Bisnis.com, JAKARTA – Produksi minyak kelapa sawit mentah/crude palm oil (CPO) Malaysia, sebagai negara produsen terbesar kedua dunia, anjlok mencapai titik terendah selama lima tahun. Hal itu terjadi menyusul berkurangnya jumlah pekerja yang berpengalaman.
Kepala Asosiasi Minyak Sawit Malaysia Nageeb Wahab menyebutkan bahwa pada tahun ini produksi CPO di Malaysia turun ke bawah 18 juta ton. Jumlah ini turun 6 persen dari tahun lalu dan volume tahunan terendah sejak 2016.

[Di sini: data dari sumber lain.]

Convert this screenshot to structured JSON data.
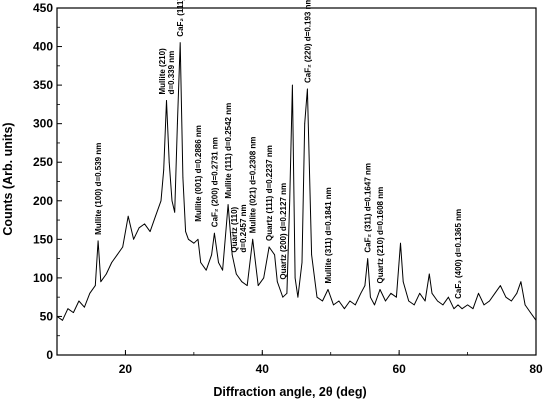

Minyak sawit, menjadi salah satu pemimpin reli harga minyak nabati di pasaran tahun ini. Rendahnya pasokan di Malaysia dan adanya masalah gagal panen minyak kanola di Kanada, berbenturan dengan kenaikan permintaan di saat perekonomian global mulai kembali dibuka.
Harga CPO terus menerus mencapai rekor, sementara harga minyak kanola juga merangkak ke rekor tertinggi dan minyak kedelai juga mencapai puncaknya selama 13 tahun pada Mei.
“Bahkan sebelum pandemi, kami sudah kesulitan karena rendahnya jumlah pekerja, terutama para pemanen, tapi kondisinya tak pernah seburuk ini. Penyusutan tenaga kerja dan pasokan terus memburuk dari bulan ke bulan. Jumlah pekerja yang anjlok akhirnya berdampak ke pasokan,” ujar Nageeb, dilansir Bloomberg, Senin (25/10/2021).
Nageeb menambahkan, hasil panen sawit Malaysia diperkirakan berlanjut turun hingga akhir tahun dan tetap rendah setidaknya sampai kuartal pertama 2022.
Baca Juga
Produksinya diperkirakan baru bisa menguat pada kuartal kedua, tapi jika kondisinya dari para pemanen, termasuk 32.000 pekerja asing yang dibutuhkan, sudah boleh kembali masuk ke Malaysia.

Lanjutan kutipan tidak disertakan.